A window will pop up offering you 2 choices , Login or Create new account.
If you are not already a user then create a new account. After done , login.
You will see a side bar on the left , with many games on it , choose Left 4 Dead 2.
Then some rooms will be listed , join one which is not full.
There you go to settings and set Revloader.exe as the executable file.

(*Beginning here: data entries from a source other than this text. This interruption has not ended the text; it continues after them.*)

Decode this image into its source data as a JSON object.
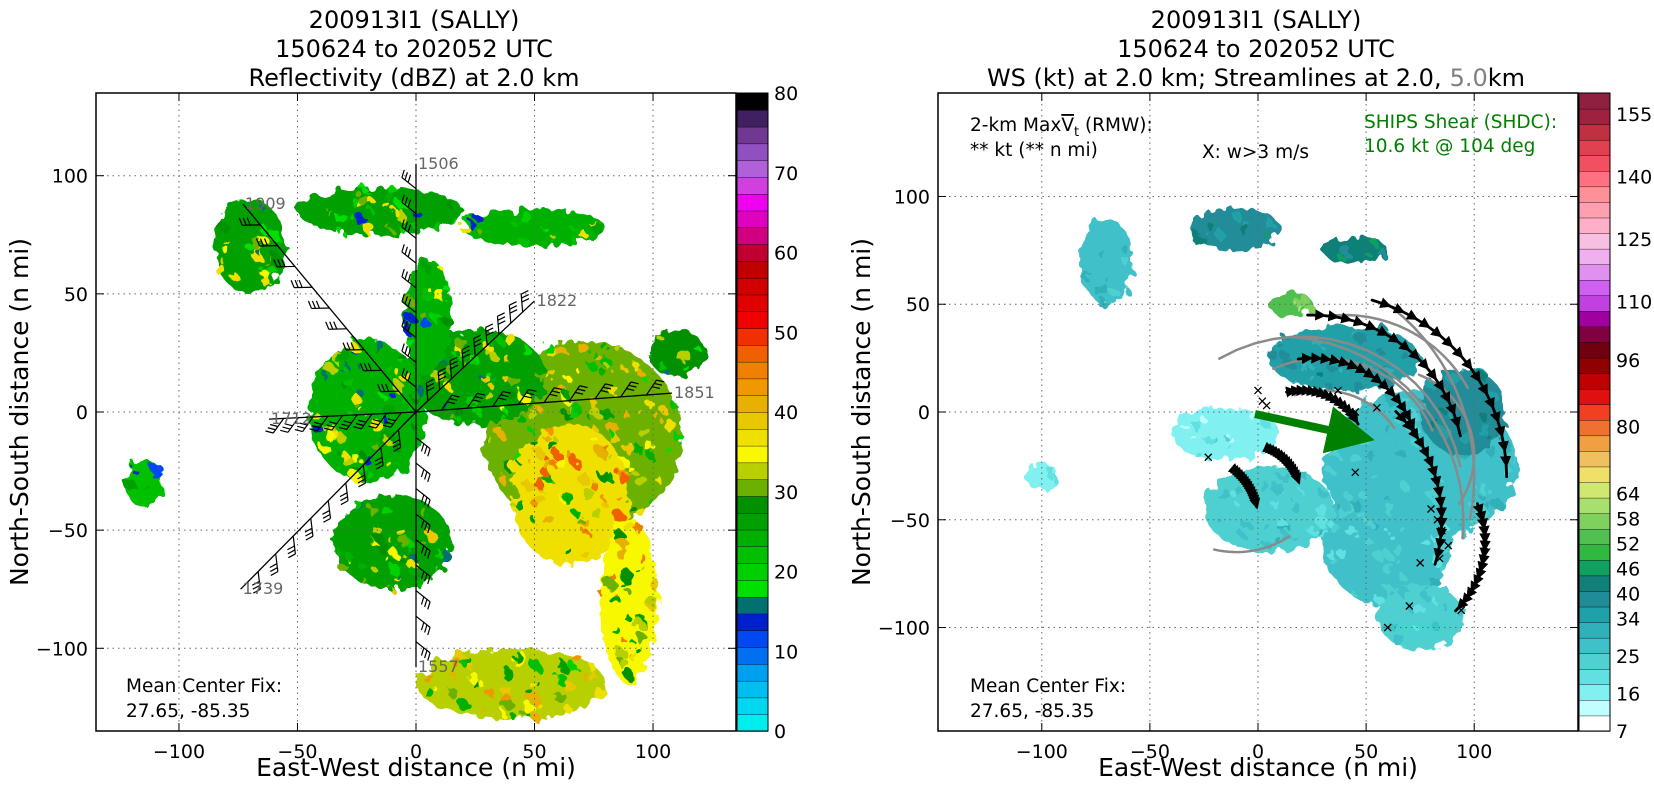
{
  "colors": {
    "refl_scale": [
      "#00eded",
      "#00d8f0",
      "#00bff0",
      "#00a0f0",
      "#0070f0",
      "#0048f0",
      "#0020d0",
      "#007070",
      "#00e000",
      "#00d000",
      "#00c000",
      "#00b000",
      "#00a000",
      "#009000",
      "#6cb000",
      "#b8d000",
      "#f8f800",
      "#f0e000",
      "#e8c800",
      "#e8b000",
      "#f09800",
      "#f08000",
      "#f06000",
      "#f03000",
      "#f00000",
      "#e00000",
      "#d00000",
      "#c00000",
      "#c00030",
      "#d00080",
      "#e000c0",
      "#f000f0",
      "#d040e0",
      "#b060d8",
      "#9050c0",
      "#703890",
      "#402060",
      "#000000"
    ],
    "ws_scale": [
      "#ffffff",
      "#c0ffff",
      "#80f0f0",
      "#60e0e0",
      "#50d0d0",
      "#40c0c8",
      "#30b0b8",
      "#20a0a8",
      "#208c98",
      "#108078",
      "#10a060",
      "#30b840",
      "#50c050",
      "#80d060",
      "#a8e070",
      "#d0e870",
      "#f0e068",
      "#f0c060",
      "#f0a040",
      "#f07030",
      "#f04020",
      "#e01010",
      "#c00000",
      "#900000",
      "#700010",
      "#800040",
      "#a000a0",
      "#c040e0",
      "#d060f0",
      "#e090f0",
      "#f0b0f0",
      "#f8c0e0",
      "#ffb0c8",
      "#ffa0b0",
      "#ff9098",
      "#ff7080",
      "#f05060",
      "#e04050",
      "#c03040",
      "#a02040",
      "#902040"
    ],
    "streamline_black": "#000000",
    "streamline_gray": "#8a8a8a",
    "shear_arrow": "#008000",
    "ships_text": "#008000",
    "flight_label": "#666666",
    "height_gray": "#808080"
  },
  "left_panel": {
    "title": {
      "line1": "200913I1 (SALLY)",
      "line2": "150624 to 202052 UTC",
      "line3": "Reflectivity (dBZ) at 2.0 km"
    },
    "xlabel": "East-West distance (n mi)",
    "ylabel": "North-South distance (n mi)",
    "xticks": [
      "−100",
      "−50",
      "0",
      "50",
      "100"
    ],
    "yticks": [
      "100",
      "50",
      "0",
      "−50",
      "−100"
    ],
    "colorbar_ticks": [
      "80",
      "70",
      "60",
      "50",
      "40",
      "30",
      "20",
      "10",
      "0"
    ],
    "center_fix": {
      "line1": "Mean Center Fix:",
      "line2": "27.65, -85.35"
    },
    "flight_labels": [
      "1506",
      "1909",
      "1822",
      "1851",
      "1712",
      "1739",
      "1557"
    ]
  },
  "right_panel": {
    "title": {
      "line1": "200913I1 (SALLY)",
      "line2": "150624 to 202052 UTC",
      "line3_a": "WS (kt) at 2.0 km; Streamlines at 2.0,",
      "line3_b": "5.0",
      "line3_c": "km"
    },
    "xlabel": "East-West distance (n mi)",
    "ylabel": "North-South distance (n mi)",
    "xticks": [
      "−100",
      "−50",
      "0",
      "50",
      "100"
    ],
    "yticks": [
      "100",
      "50",
      "0",
      "−50",
      "−100"
    ],
    "colorbar_ticks": [
      "155",
      "140",
      "125",
      "110",
      "96",
      "80",
      "64",
      "58",
      "52",
      "46",
      "40",
      "34",
      "25",
      "16",
      "7"
    ],
    "maxvt": {
      "line1_a": "2-km Max",
      "line1_v": "V",
      "line1_t": "t",
      "line1_b": " (RMW):",
      "line2": "** kt (** n mi)"
    },
    "w_note": "X: w>3 m/s",
    "ships": {
      "line1": "SHIPS Shear (SHDC):",
      "line2": "10.6 kt @ 104 deg"
    },
    "center_fix": {
      "line1": "Mean Center Fix:",
      "line2": "27.65, -85.35"
    }
  },
  "chart_data": [
    {
      "type": "heatmap",
      "title": "200913I1 (SALLY) 150624 to 202052 UTC Reflectivity (dBZ) at 2.0 km",
      "xlabel": "East-West distance (n mi)",
      "ylabel": "North-South distance (n mi)",
      "xlim": [
        -135,
        135
      ],
      "ylim": [
        -135,
        135
      ],
      "grid": true,
      "colorbar": {
        "label": "dBZ",
        "min": 0,
        "max": 80,
        "ticks": [
          0,
          10,
          20,
          30,
          40,
          50,
          60,
          70,
          80
        ]
      },
      "echo_regions": [
        {
          "cx": 70,
          "cy": -10,
          "rx": 42,
          "ry": 40,
          "value": 30
        },
        {
          "cx": 65,
          "cy": -35,
          "rx": 25,
          "ry": 30,
          "value": 36
        },
        {
          "cx": 90,
          "cy": -80,
          "rx": 12,
          "ry": 35,
          "value": 34
        },
        {
          "cx": 25,
          "cy": 15,
          "rx": 30,
          "ry": 20,
          "value": 27
        },
        {
          "cx": 5,
          "cy": 40,
          "rx": 10,
          "ry": 25,
          "value": 24
        },
        {
          "cx": -20,
          "cy": 0,
          "rx": 25,
          "ry": 30,
          "value": 25
        },
        {
          "cx": -10,
          "cy": -55,
          "rx": 25,
          "ry": 20,
          "value": 27
        },
        {
          "cx": -70,
          "cy": 70,
          "rx": 15,
          "ry": 20,
          "value": 27
        },
        {
          "cx": -15,
          "cy": 85,
          "rx": 35,
          "ry": 10,
          "value": 26
        },
        {
          "cx": 50,
          "cy": 78,
          "rx": 30,
          "ry": 8,
          "value": 25
        },
        {
          "cx": 40,
          "cy": -115,
          "rx": 40,
          "ry": 15,
          "value": 32
        },
        {
          "cx": -115,
          "cy": -30,
          "rx": 8,
          "ry": 10,
          "value": 22
        },
        {
          "cx": 110,
          "cy": 25,
          "rx": 12,
          "ry": 10,
          "value": 28
        }
      ],
      "flight_track": [
        {
          "label": "1506",
          "x": 0,
          "y": 105
        },
        {
          "label": "1909",
          "x": -73,
          "y": 88
        },
        {
          "label": "1822",
          "x": 50,
          "y": 47
        },
        {
          "label": "1851",
          "x": 108,
          "y": 8
        },
        {
          "label": "1712",
          "x": -62,
          "y": -3
        },
        {
          "label": "1739",
          "x": -74,
          "y": -75
        },
        {
          "label": "1557",
          "x": 0,
          "y": -108
        }
      ]
    },
    {
      "type": "heatmap",
      "title": "200913I1 (SALLY) 150624 to 202052 UTC WS (kt) at 2.0 km; Streamlines at 2.0, 5.0km",
      "xlabel": "East-West distance (n mi)",
      "ylabel": "North-South distance (n mi)",
      "xlim": [
        -148,
        148
      ],
      "ylim": [
        -148,
        148
      ],
      "grid": true,
      "colorbar": {
        "label": "kt",
        "min": 7,
        "max": 160,
        "ticks": [
          7,
          16,
          25,
          34,
          40,
          46,
          52,
          58,
          64,
          80,
          96,
          110,
          125,
          140,
          155
        ]
      },
      "wind_regions": [
        {
          "cx": 75,
          "cy": -25,
          "rx": 45,
          "ry": 35,
          "value": 27
        },
        {
          "cx": 60,
          "cy": -60,
          "rx": 30,
          "ry": 30,
          "value": 26
        },
        {
          "cx": 75,
          "cy": -95,
          "rx": 20,
          "ry": 15,
          "value": 24
        },
        {
          "cx": 95,
          "cy": 0,
          "rx": 20,
          "ry": 20,
          "value": 38
        },
        {
          "cx": 40,
          "cy": 25,
          "rx": 35,
          "ry": 15,
          "value": 36
        },
        {
          "cx": -15,
          "cy": -10,
          "rx": 25,
          "ry": 12,
          "value": 18
        },
        {
          "cx": 5,
          "cy": -45,
          "rx": 30,
          "ry": 20,
          "value": 25
        },
        {
          "cx": -70,
          "cy": 70,
          "rx": 12,
          "ry": 20,
          "value": 28
        },
        {
          "cx": -10,
          "cy": 85,
          "rx": 20,
          "ry": 10,
          "value": 40
        },
        {
          "cx": 45,
          "cy": 75,
          "rx": 15,
          "ry": 6,
          "value": 42
        },
        {
          "cx": 15,
          "cy": 50,
          "rx": 10,
          "ry": 6,
          "value": 55
        },
        {
          "cx": -100,
          "cy": -30,
          "rx": 8,
          "ry": 6,
          "value": 18
        }
      ],
      "shear": {
        "speed_kt": 10.6,
        "direction_deg": 104
      },
      "w_markers": [
        {
          "x": 0,
          "y": 10
        },
        {
          "x": 2,
          "y": 5
        },
        {
          "x": 4,
          "y": 3
        },
        {
          "x": 20,
          "y": 10
        },
        {
          "x": 37,
          "y": 10
        },
        {
          "x": 45,
          "y": 0
        },
        {
          "x": 55,
          "y": 2
        },
        {
          "x": 45,
          "y": -28
        },
        {
          "x": -23,
          "y": -21
        },
        {
          "x": 80,
          "y": -45
        },
        {
          "x": 83,
          "y": -50
        },
        {
          "x": 85,
          "y": -55
        },
        {
          "x": 88,
          "y": -62
        },
        {
          "x": 84,
          "y": -68
        },
        {
          "x": 75,
          "y": -70
        },
        {
          "x": 94,
          "y": -92
        },
        {
          "x": 60,
          "y": -100
        },
        {
          "x": 70,
          "y": -90
        }
      ]
    }
  ]
}
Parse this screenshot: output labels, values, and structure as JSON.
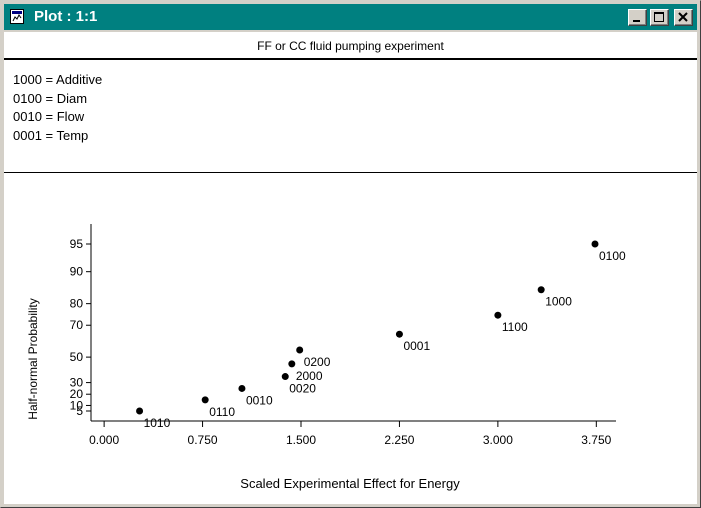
{
  "window": {
    "title": "Plot : 1:1",
    "minimize_icon": "minimize-icon",
    "maximize_icon": "maximize-icon",
    "close_icon": "close-icon",
    "app_icon": "plot-app-icon",
    "title_bar_color": "#008080"
  },
  "plot": {
    "title": "FF or CC fluid pumping experiment",
    "legend": [
      "1000 = Additive",
      "0100 = Diam",
      "0010 = Flow",
      "0001 = Temp"
    ]
  },
  "chart_data": {
    "type": "scatter",
    "xlabel": "Scaled Experimental Effect for Energy",
    "ylabel": "Half-normal Probability",
    "x_ticks": [
      "0.000",
      "0.750",
      "1.500",
      "2.250",
      "3.000",
      "3.750"
    ],
    "x_tick_values": [
      0,
      0.75,
      1.5,
      2.25,
      3.0,
      3.75
    ],
    "y_ticks": [
      "5",
      "10",
      "20",
      "30",
      "50",
      "70",
      "80",
      "90",
      "95"
    ],
    "y_tick_values": [
      5,
      10,
      20,
      30,
      50,
      70,
      80,
      90,
      95
    ],
    "xlim": [
      -0.1,
      3.9
    ],
    "y_scale": "half-normal probability",
    "grid": false,
    "points": [
      {
        "label": "1010",
        "x": 0.27,
        "y": 5
      },
      {
        "label": "0110",
        "x": 0.77,
        "y": 15
      },
      {
        "label": "0010",
        "x": 1.05,
        "y": 25
      },
      {
        "label": "0020",
        "x": 1.38,
        "y": 35
      },
      {
        "label": "2000",
        "x": 1.43,
        "y": 45
      },
      {
        "label": "0200",
        "x": 1.49,
        "y": 55
      },
      {
        "label": "0001",
        "x": 2.25,
        "y": 65
      },
      {
        "label": "1100",
        "x": 3.0,
        "y": 75
      },
      {
        "label": "1000",
        "x": 3.33,
        "y": 85
      },
      {
        "label": "0100",
        "x": 3.74,
        "y": 95
      }
    ]
  }
}
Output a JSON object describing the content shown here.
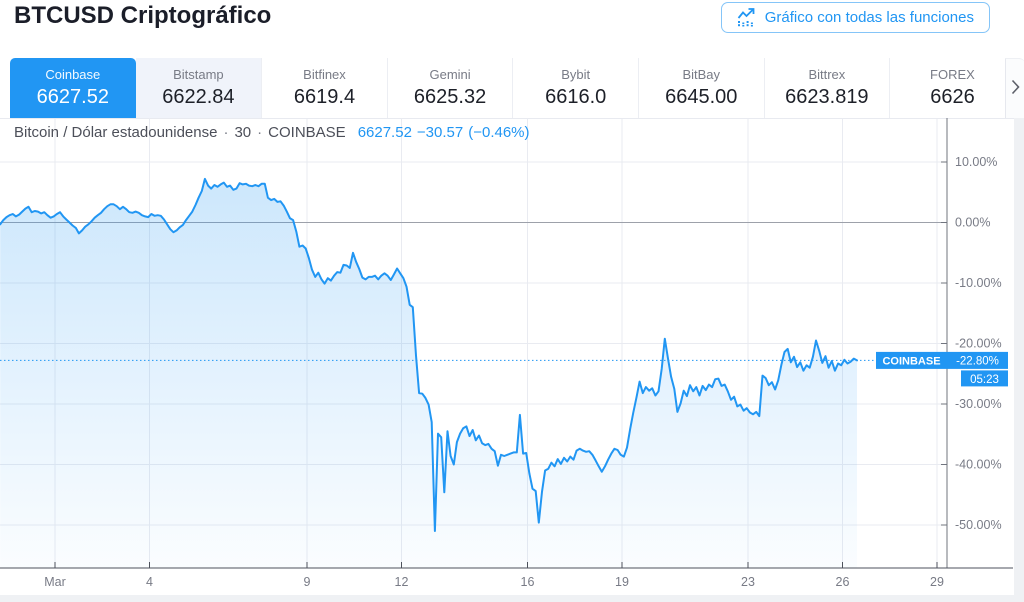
{
  "header": {
    "title": "BTCUSD Criptográfico",
    "button_label": "Gráfico con todas las funciones"
  },
  "tabs": [
    {
      "name": "Coinbase",
      "value": "6627.52",
      "selected": true,
      "muted": false
    },
    {
      "name": "Bitstamp",
      "value": "6622.84",
      "selected": false,
      "muted": true
    },
    {
      "name": "Bitfinex",
      "value": "6619.4",
      "selected": false,
      "muted": false
    },
    {
      "name": "Gemini",
      "value": "6625.32",
      "selected": false,
      "muted": false
    },
    {
      "name": "Bybit",
      "value": "6616.0",
      "selected": false,
      "muted": false
    },
    {
      "name": "BitBay",
      "value": "6645.00",
      "selected": false,
      "muted": false
    },
    {
      "name": "Bittrex",
      "value": "6623.819",
      "selected": false,
      "muted": false
    },
    {
      "name": "FOREX",
      "value": "6626",
      "selected": false,
      "muted": false
    }
  ],
  "symbol_info": {
    "description": "Bitcoin / Dólar estadounidense",
    "separator": "·",
    "interval": "30",
    "exchange": "COINBASE",
    "price": "6627.52",
    "change": "−30.57",
    "change_pct": "(−0.46%)"
  },
  "chart_data": {
    "type": "area",
    "title": "BTCUSD change from period start (%), 30-minute bars, March",
    "xlabel": "",
    "ylabel": "%",
    "grid": true,
    "legend_position": "none",
    "x_axis": {
      "labels": [
        "Mar",
        "4",
        "9",
        "12",
        "16",
        "19",
        "23",
        "26",
        "29"
      ],
      "label_days": [
        1,
        4,
        9,
        12,
        16,
        19,
        23,
        26,
        29
      ]
    },
    "y_axis": {
      "labels": [
        "10.00%",
        "0.00%",
        "-10.00%",
        "-20.00%",
        "-30.00%",
        "-40.00%",
        "-50.00%"
      ],
      "values": [
        10,
        0,
        -10,
        -20,
        -30,
        -40,
        -50
      ]
    },
    "ylim": [
      -57,
      17
    ],
    "current": {
      "label": "COINBASE",
      "value_pct": -22.8,
      "value_label": "-22.80%",
      "countdown": "05:23"
    },
    "series": [
      {
        "name": "COINBASE",
        "points": {
          "start_day": -0.74,
          "step_days": 0.1,
          "pct": [
            -0.3,
            0.4,
            0.9,
            1.2,
            1.4,
            1.0,
            1.3,
            1.8,
            2.3,
            2.6,
            1.7,
            1.9,
            1.8,
            1.5,
            1.7,
            1.2,
            0.8,
            1.0,
            1.4,
            1.7,
            1.0,
            0.5,
            0.0,
            -0.5,
            -0.9,
            -1.8,
            -1.3,
            -0.7,
            -0.3,
            0.2,
            0.8,
            1.2,
            1.6,
            2.2,
            2.7,
            3.0,
            3.0,
            2.7,
            2.2,
            2.6,
            2.2,
            1.7,
            1.6,
            1.8,
            1.6,
            1.2,
            1.0,
            0.9,
            1.4,
            1.1,
            1.2,
            1.1,
            0.5,
            -0.3,
            -1.1,
            -1.6,
            -1.3,
            -0.8,
            -0.4,
            0.4,
            1.1,
            1.8,
            2.9,
            4.1,
            5.2,
            7.2,
            6.1,
            5.6,
            6.2,
            5.9,
            6.3,
            6.6,
            5.9,
            6.1,
            5.4,
            5.6,
            6.5,
            6.3,
            6.4,
            6.1,
            6.0,
            6.2,
            6.0,
            6.4,
            6.4,
            4.1,
            3.7,
            3.9,
            3.4,
            3.5,
            2.8,
            1.8,
            0.7,
            0.4,
            -1.5,
            -4.0,
            -3.8,
            -4.3,
            -5.9,
            -7.8,
            -9.0,
            -8.3,
            -9.4,
            -10.1,
            -9.2,
            -9.6,
            -8.8,
            -8.2,
            -8.3,
            -7.0,
            -7.1,
            -7.5,
            -5.0,
            -6.5,
            -7.7,
            -9.1,
            -9.4,
            -9.0,
            -9.0,
            -8.8,
            -9.4,
            -8.8,
            -8.4,
            -8.8,
            -9.5,
            -8.6,
            -7.6,
            -8.4,
            -9.2,
            -10.6,
            -13.6,
            -14.0,
            -22.0,
            -28.2,
            -28.3,
            -29.0,
            -30.1,
            -33.0,
            -51.0,
            -34.9,
            -35.5,
            -44.6,
            -34.5,
            -38.6,
            -40.0,
            -36.3,
            -34.9,
            -34.0,
            -33.7,
            -35.3,
            -34.3,
            -36.0,
            -35.2,
            -36.5,
            -36.8,
            -36.6,
            -37.4,
            -37.8,
            -40.2,
            -38.4,
            -38.6,
            -38.4,
            -38.2,
            -38.0,
            -38.0,
            -31.8,
            -38.2,
            -38.1,
            -41.5,
            -44.0,
            -44.4,
            -49.6,
            -44.5,
            -41.0,
            -40.7,
            -39.7,
            -40.3,
            -39.1,
            -39.9,
            -38.9,
            -39.5,
            -38.7,
            -39.2,
            -37.7,
            -37.4,
            -37.7,
            -37.9,
            -37.8,
            -38.4,
            -39.3,
            -40.3,
            -41.2,
            -40.3,
            -39.2,
            -38.2,
            -37.4,
            -37.6,
            -38.4,
            -38.7,
            -37.2,
            -34.1,
            -31.4,
            -28.9,
            -26.3,
            -28.2,
            -27.2,
            -27.8,
            -27.4,
            -28.6,
            -27.9,
            -24.2,
            -19.2,
            -22.5,
            -25.5,
            -27.5,
            -31.3,
            -29.9,
            -27.8,
            -28.7,
            -26.9,
            -27.9,
            -27.2,
            -28.6,
            -27.0,
            -27.7,
            -26.8,
            -27.2,
            -25.9,
            -25.8,
            -27.0,
            -26.8,
            -27.9,
            -29.3,
            -28.8,
            -30.4,
            -30.1,
            -31.1,
            -30.7,
            -31.4,
            -31.7,
            -31.3,
            -32.0,
            -25.3,
            -25.7,
            -26.9,
            -26.4,
            -27.6,
            -26.1,
            -23.5,
            -21.4,
            -20.9,
            -23.1,
            -22.2,
            -23.9,
            -23.1,
            -24.5,
            -23.6,
            -24.0,
            -22.2,
            -19.5,
            -21.2,
            -23.2,
            -22.1,
            -24.0,
            -22.9,
            -24.5,
            -23.3,
            -23.6,
            -22.7,
            -23.3,
            -23.0,
            -22.5,
            -22.8
          ]
        }
      }
    ]
  },
  "colors": {
    "accent_blue": "#2196f3",
    "line_blue": "#2196f3",
    "fill_blue": "#2196f3",
    "label_bg": "#2196f3",
    "label_text": "#ffffff",
    "grid": "#e9ebf1",
    "zero_line": "#9da1aa",
    "y_axis_line": "#70747e",
    "x_axis_line": "#4d515c",
    "axis_text": "#787b86",
    "tab_muted_bg": "#f0f3fa",
    "title_text": "#1b1e29"
  }
}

*Step III. Changing your nickname*
When you start the game the console will pop up.
First of all , for many people the console is bugged and can't toggle it with the 0 button (left to 1) so i suggest you to bind it.
You have to write this to the console:
*bind button toggleconsole*
You replace the word button with the desired button  :Smile: .
Now that you can open console any-time you can change your name with writing this:
*setinfo name yourname*



*Step IV. Play!*
*Playing as a client*
Start the game with the Start game button in Garena. If you done everything as I said , The game will start correctly. On the main screen you will see "Steam group servers" click on it , it will lead you to the server browser. There you can join a server.
*Hosting a game*
Start the game with the Start game button in Garena.
First , you have to give a name to your server before you create it:
type : *hostname yourservername*
Then you have to type:
*a. map mapname versus for versus*b. map mapname scavenge for scavengec. map mapname survival for survivald. map mapname coop for campaignd. map mapname realism for realism
For the names of the maps you just simply have to type map c1
It will list the maps of campaing 1 , and you may replace 1 with the number of the desired campaing.

Best Regards , FaithZZ
Reply if you are having problems with this or drop me a PM.

----------


## Gawdlaw

*^^ better guide then i made for Garena.

*

----------


## faithzz

> *^^ better guide then i made for Garena.
> 
> *


good to hear that  :Smile:

----------